CIPC’s interprofessional faculty led this collaboration. The team included: Amber Cahill, PsyD, clinical psychologist and associate director of the CIPC, Jordan Howard-Young, MD, MS, DAAETS, family medicine physician and director of the Primary Care Psychiatry Fellowship at Family Health Center of Worcester (also a FQHC), and Lauren Eidt-Pearson, MSW, LICSW, a clinical social worker who has worked clinically and in leadership roles in primary care for over a decade. 

After an assessment with East Bay leadership and team members to understand the current facilitators and barriers to integrated behavioral health efforts, CIPC faculty developed a day-long workshop on integrated behavioral health. The workshop was designed for the entire primary care team including front desk and administrative staff, medical assistants, nurses, community health workers, care coordinators, behavioral health clinicians, and primary care clinicians. 

The following topics were addressed: 

  • Review of the current state of mental health care in the United States and the role of primary care teams, highlighting the many ways in which our healthcare system fragments care and creates unnecessary barriers to access behavioral health care. 
  • Review of the models of integrated care and understanding how the work of behavioral health clinicians in primary care is different from outpatient, traditional mental health care settings. In the end, we need multiple, diverse pathways to care! 
  • Review of the common facilitators and barriers to integrated care efforts
  • During the workshop small work groups collaborated to identify solutions to challenges identified by the primary care team. 

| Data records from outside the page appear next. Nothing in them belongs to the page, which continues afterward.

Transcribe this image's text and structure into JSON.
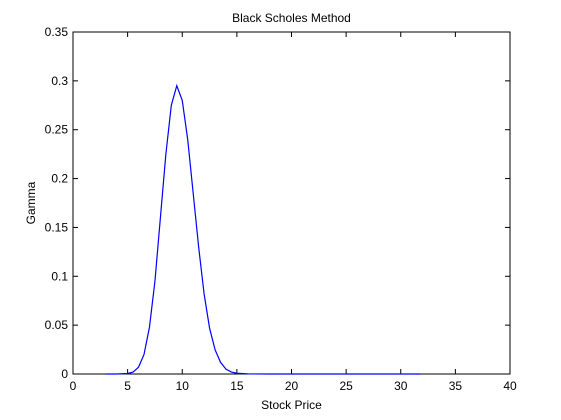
{
  "chart_data": {
    "type": "line",
    "title": "Black Scholes Method",
    "xlabel": "Stock Price",
    "ylabel": "Gamma",
    "xlim": [
      0,
      40
    ],
    "ylim": [
      0,
      0.35
    ],
    "xticks": [
      0,
      5,
      10,
      15,
      20,
      25,
      30,
      35,
      40
    ],
    "yticks": [
      0,
      0.05,
      0.1,
      0.15,
      0.2,
      0.25,
      0.3,
      0.35
    ],
    "xtick_labels": [
      "0",
      "5",
      "10",
      "15",
      "20",
      "25",
      "30",
      "35",
      "40"
    ],
    "ytick_labels": [
      "0",
      "0.05",
      "0.1",
      "0.15",
      "0.2",
      "0.25",
      "0.3",
      "0.35"
    ],
    "grid": false,
    "series": [
      {
        "color": "#0000ff",
        "x": [
          3,
          4,
          5,
          5.5,
          6,
          6.5,
          7,
          7.5,
          8,
          8.5,
          9,
          9.5,
          10,
          10.5,
          11,
          11.5,
          12,
          12.5,
          13,
          13.5,
          14,
          14.5,
          15,
          16,
          18,
          20,
          25,
          30,
          31.8
        ],
        "y": [
          0,
          0,
          0.0005,
          0.002,
          0.007,
          0.02,
          0.048,
          0.095,
          0.16,
          0.225,
          0.275,
          0.295,
          0.28,
          0.24,
          0.185,
          0.13,
          0.082,
          0.047,
          0.025,
          0.012,
          0.005,
          0.002,
          0.0008,
          0.0001,
          0,
          0,
          0,
          0,
          0
        ]
      }
    ]
  }
}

The second part of the day focused on clinical skill-building including: 

  • Responding effectively to patients who are hesitant to engage in the behavioral health clinician with a review of behavioral interventions for chronic medical conditions.



 

The second collaborative effort with the East Bay team leveraged a 6-session Project ECHO®: Complex Cases in Integrated Primary Care.

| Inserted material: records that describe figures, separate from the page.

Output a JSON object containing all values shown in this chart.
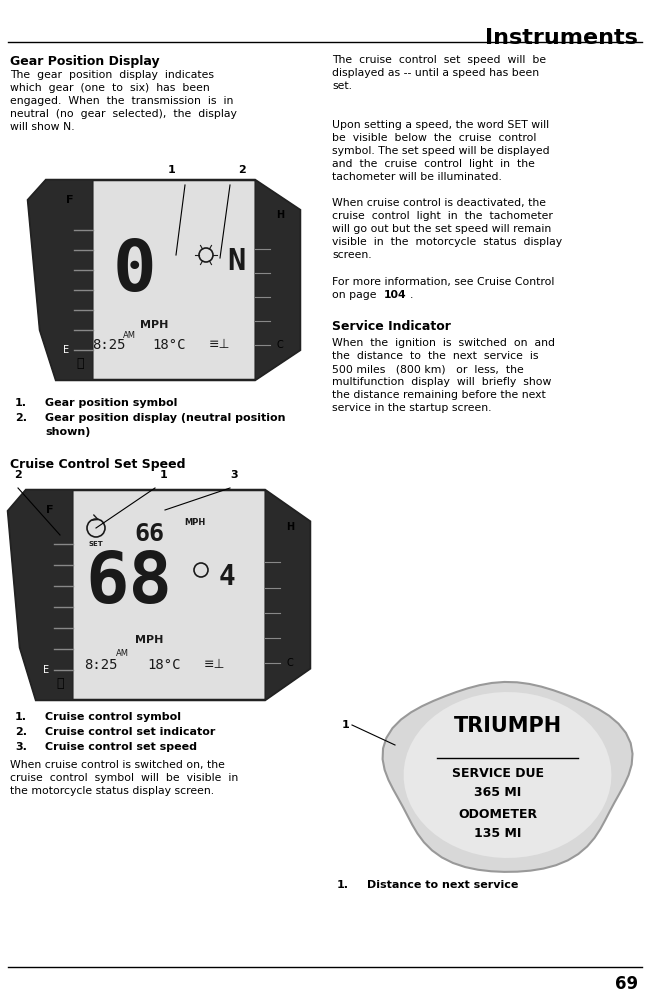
{
  "title": "Instruments",
  "page_number": "69",
  "bg_color": "#ffffff",
  "section1_heading": "Gear Position Display",
  "section1_body": "The  gear  position  display  indicates\nwhich  gear  (one  to  six)  has  been\nengaged.  When  the  transmission  is  in\nneutral  (no  gear  selected),  the  display\nwill show N.",
  "section1_labels": [
    {
      "num": "1.",
      "text": "Gear position symbol"
    },
    {
      "num": "2.",
      "text": "Gear position display (neutral position\n       shown)"
    }
  ],
  "section2_heading": "Cruise Control Set Speed",
  "section2_labels": [
    {
      "num": "1.",
      "text": "Cruise control symbol"
    },
    {
      "num": "2.",
      "text": "Cruise control set indicator"
    },
    {
      "num": "3.",
      "text": "Cruise control set speed"
    }
  ],
  "section2_body": "When cruise control is switched on, the\ncruise  control  symbol  will  be  visible  in\nthe motorcycle status display screen.",
  "right_text1": "The  cruise  control  set  speed  will  be\ndisplayed as -- until a speed has been\nset.",
  "right_text2": "Upon setting a speed, the word SET will\nbe  visible  below  the  cruise  control\nsymbol. The set speed will be displayed\nand  the  cruise  control  light  in  the\ntachometer will be illuminated.",
  "right_text3": "When cruise control is deactivated, the\ncruise  control  light  in  the  tachometer\nwill go out but the set speed will remain\nvisible  in  the  motorcycle  status  display\nscreen.",
  "right_text4a": "For more information, see Cruise Control\non page ",
  "right_text4b": "104",
  "right_text4c": ".",
  "service_heading": "Service Indicator",
  "service_body": "When  the  ignition  is  switched  on  and\nthe  distance  to  the  next  service  is\n500 miles   (800 km)   or  less,  the\nmultifunction  display  will  briefly  show\nthe distance remaining before the next\nservice in the startup screen.",
  "service_label_num": "1.",
  "service_label_text": "Distance to next service",
  "triumph_text": "TRIUMPH",
  "svc_line1": "SERVICE DUE",
  "svc_line2": "365 MI",
  "svc_line3": "ODOMETER",
  "svc_line4": "135 MI",
  "fs_title": 16,
  "fs_heading": 9,
  "fs_body": 7.8,
  "fs_label_bold": 8,
  "fs_page": 12
}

CIPC faculty created didactics on common clinical challenges faced by primary care teams and with the East Bay team worked through several complex cases. Topics in the Project ECHO included: 

  • Shared Decision Making
  • Responding to Medication Hesitancy
  • Benzodiazepine Prescribing in Primary Care
  • Behavioral Health Interventions for Chronic Pain

When asked to reflect on their experience working to help other systems expand and improve Integrated Primary Care efforts, faculty shared these key perspectives: 

“Moving a system towards integration takes a lot of time and often comes with trial and error. We think all systems can benefit from an outside perspective, and we applaud East Bay for the thoughtfulness in their approach to integration.”

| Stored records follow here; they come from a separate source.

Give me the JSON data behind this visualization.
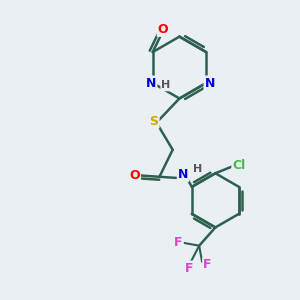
{
  "bg_color": "#eaeff3",
  "bond_color": "#2d6050",
  "atom_colors": {
    "O": "#ff0000",
    "N": "#0000dd",
    "S": "#ccaa00",
    "Cl": "#44bb44",
    "F": "#dd44cc",
    "H": "#555555",
    "C": "#2d6050"
  }
}
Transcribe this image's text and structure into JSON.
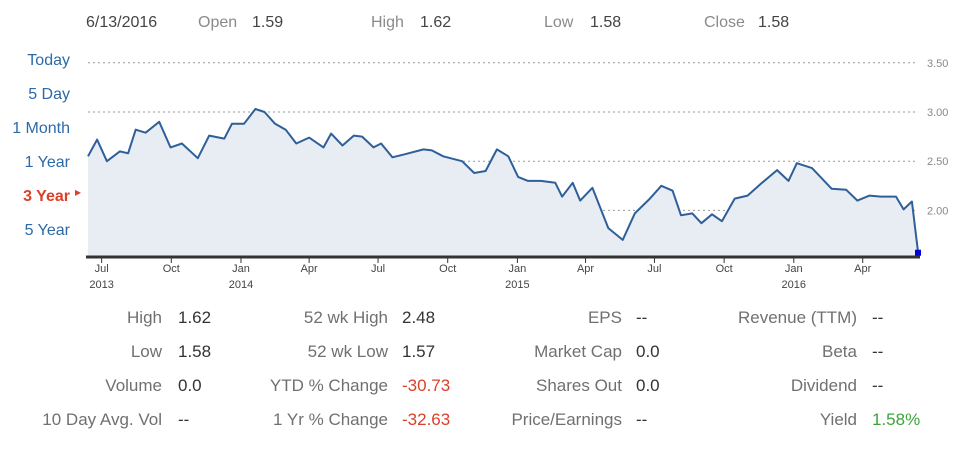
{
  "header": {
    "date": "6/13/2016",
    "open_label": "Open",
    "open_value": "1.59",
    "high_label": "High",
    "high_value": "1.62",
    "low_label": "Low",
    "low_value": "1.58",
    "close_label": "Close",
    "close_value": "1.58"
  },
  "ranges": [
    {
      "label": "Today",
      "active": false
    },
    {
      "label": "5 Day",
      "active": false
    },
    {
      "label": "1 Month",
      "active": false
    },
    {
      "label": "1 Year",
      "active": false
    },
    {
      "label": "3 Year",
      "active": true
    },
    {
      "label": "5 Year",
      "active": false
    }
  ],
  "colors": {
    "line": "#2f5f99",
    "area": "#e7edf3",
    "grid": "#999999",
    "baseline": "#333333",
    "marker": "#0000dd",
    "negative": "#d9412a",
    "positive": "#3aa63a",
    "link": "#2c6aa8"
  },
  "chart_data": {
    "type": "area",
    "y_ticks": [
      "3.50",
      "3.00",
      "2.50",
      "2.00"
    ],
    "ylim": [
      1.5,
      3.55
    ],
    "grid": true,
    "x_ticks": [
      {
        "month": "Jul",
        "year": "2013",
        "date": "2013-07-01"
      },
      {
        "month": "Oct",
        "year": "",
        "date": "2013-10-01"
      },
      {
        "month": "Jan",
        "year": "2014",
        "date": "2014-01-01"
      },
      {
        "month": "Apr",
        "year": "",
        "date": "2014-04-01"
      },
      {
        "month": "Jul",
        "year": "",
        "date": "2014-07-01"
      },
      {
        "month": "Oct",
        "year": "",
        "date": "2014-10-01"
      },
      {
        "month": "Jan",
        "year": "2015",
        "date": "2015-01-01"
      },
      {
        "month": "Apr",
        "year": "",
        "date": "2015-04-01"
      },
      {
        "month": "Jul",
        "year": "",
        "date": "2015-07-01"
      },
      {
        "month": "Oct",
        "year": "",
        "date": "2015-10-01"
      },
      {
        "month": "Jan",
        "year": "2016",
        "date": "2016-01-01"
      },
      {
        "month": "Apr",
        "year": "",
        "date": "2016-04-01"
      }
    ],
    "points": [
      [
        "2013-06-13",
        2.55
      ],
      [
        "2013-06-25",
        2.72
      ],
      [
        "2013-07-08",
        2.5
      ],
      [
        "2013-07-25",
        2.6
      ],
      [
        "2013-08-05",
        2.58
      ],
      [
        "2013-08-15",
        2.82
      ],
      [
        "2013-08-28",
        2.79
      ],
      [
        "2013-09-15",
        2.9
      ],
      [
        "2013-09-30",
        2.64
      ],
      [
        "2013-10-15",
        2.68
      ],
      [
        "2013-11-05",
        2.53
      ],
      [
        "2013-11-20",
        2.76
      ],
      [
        "2013-12-10",
        2.73
      ],
      [
        "2013-12-20",
        2.88
      ],
      [
        "2014-01-05",
        2.88
      ],
      [
        "2014-01-20",
        3.03
      ],
      [
        "2014-02-01",
        3.0
      ],
      [
        "2014-02-15",
        2.88
      ],
      [
        "2014-03-01",
        2.82
      ],
      [
        "2014-03-15",
        2.68
      ],
      [
        "2014-04-01",
        2.74
      ],
      [
        "2014-04-20",
        2.64
      ],
      [
        "2014-04-30",
        2.78
      ],
      [
        "2014-05-15",
        2.66
      ],
      [
        "2014-05-30",
        2.76
      ],
      [
        "2014-06-10",
        2.75
      ],
      [
        "2014-06-25",
        2.64
      ],
      [
        "2014-07-05",
        2.68
      ],
      [
        "2014-07-20",
        2.54
      ],
      [
        "2014-08-05",
        2.57
      ],
      [
        "2014-08-30",
        2.62
      ],
      [
        "2014-09-10",
        2.61
      ],
      [
        "2014-09-25",
        2.55
      ],
      [
        "2014-10-20",
        2.5
      ],
      [
        "2014-11-05",
        2.38
      ],
      [
        "2014-11-20",
        2.4
      ],
      [
        "2014-12-05",
        2.62
      ],
      [
        "2014-12-20",
        2.55
      ],
      [
        "2015-01-02",
        2.34
      ],
      [
        "2015-01-15",
        2.3
      ],
      [
        "2015-02-01",
        2.3
      ],
      [
        "2015-02-20",
        2.28
      ],
      [
        "2015-03-01",
        2.14
      ],
      [
        "2015-03-15",
        2.28
      ],
      [
        "2015-03-25",
        2.1
      ],
      [
        "2015-04-10",
        2.23
      ],
      [
        "2015-05-01",
        1.82
      ],
      [
        "2015-05-20",
        1.7
      ],
      [
        "2015-06-05",
        1.97
      ],
      [
        "2015-06-25",
        2.12
      ],
      [
        "2015-07-10",
        2.25
      ],
      [
        "2015-07-25",
        2.2
      ],
      [
        "2015-08-05",
        1.95
      ],
      [
        "2015-08-20",
        1.97
      ],
      [
        "2015-09-01",
        1.87
      ],
      [
        "2015-09-15",
        1.96
      ],
      [
        "2015-09-28",
        1.89
      ],
      [
        "2015-10-15",
        2.12
      ],
      [
        "2015-11-01",
        2.15
      ],
      [
        "2015-11-20",
        2.28
      ],
      [
        "2015-12-10",
        2.41
      ],
      [
        "2015-12-25",
        2.3
      ],
      [
        "2016-01-05",
        2.48
      ],
      [
        "2016-01-25",
        2.43
      ],
      [
        "2016-02-20",
        2.22
      ],
      [
        "2016-03-10",
        2.21
      ],
      [
        "2016-03-25",
        2.1
      ],
      [
        "2016-04-10",
        2.15
      ],
      [
        "2016-04-25",
        2.14
      ],
      [
        "2016-05-15",
        2.14
      ],
      [
        "2016-05-25",
        2.01
      ],
      [
        "2016-06-05",
        2.09
      ]
    ],
    "point_dates_note": "",
    "x_points": []
  },
  "stats": {
    "col1": [
      {
        "label": "High",
        "value": "1.62",
        "tone": ""
      },
      {
        "label": "Low",
        "value": "1.58",
        "tone": ""
      },
      {
        "label": "Volume",
        "value": "0.0",
        "tone": ""
      },
      {
        "label": "10 Day Avg. Vol",
        "value": "--",
        "tone": ""
      }
    ],
    "col2": [
      {
        "label": "52 wk High",
        "value": "2.48",
        "tone": ""
      },
      {
        "label": "52 wk Low",
        "value": "1.57",
        "tone": ""
      },
      {
        "label": "YTD % Change",
        "value": "-30.73",
        "tone": "neg"
      },
      {
        "label": "1 Yr % Change",
        "value": "-32.63",
        "tone": "neg"
      }
    ],
    "col3": [
      {
        "label": "EPS",
        "value": "--",
        "tone": ""
      },
      {
        "label": "Market Cap",
        "value": "0.0",
        "tone": ""
      },
      {
        "label": "Shares Out",
        "value": "0.0",
        "tone": ""
      },
      {
        "label": "Price/Earnings",
        "value": "--",
        "tone": ""
      }
    ],
    "col4": [
      {
        "label": "Revenue (TTM)",
        "value": "--",
        "tone": ""
      },
      {
        "label": "Beta",
        "value": "--",
        "tone": ""
      },
      {
        "label": "Dividend",
        "value": "--",
        "tone": ""
      },
      {
        "label": "Yield",
        "value": "1.58%",
        "tone": "pos"
      }
    ]
  }
}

“When you work in a primary care clinic like a FQHC or a clinic that serves a population struggling with many levels of socioeconomic disparity and other adversities, it is important to remind ourselves that our patients face insurmountable challenges day-to-day. We need to remember that many of the things that we might deem critical for their physical health and mental health are not their priority in the context of their life such as intimate partner violence, housing, food, and childcare instability, lack of meaningful work and social connection. One of our biggest assets in primary care is continuity and the longitudinal relationship we can provide patients over time with a team of professionals who can respond to health and wellbeing whether it is social health related, or related to mental or physical health.”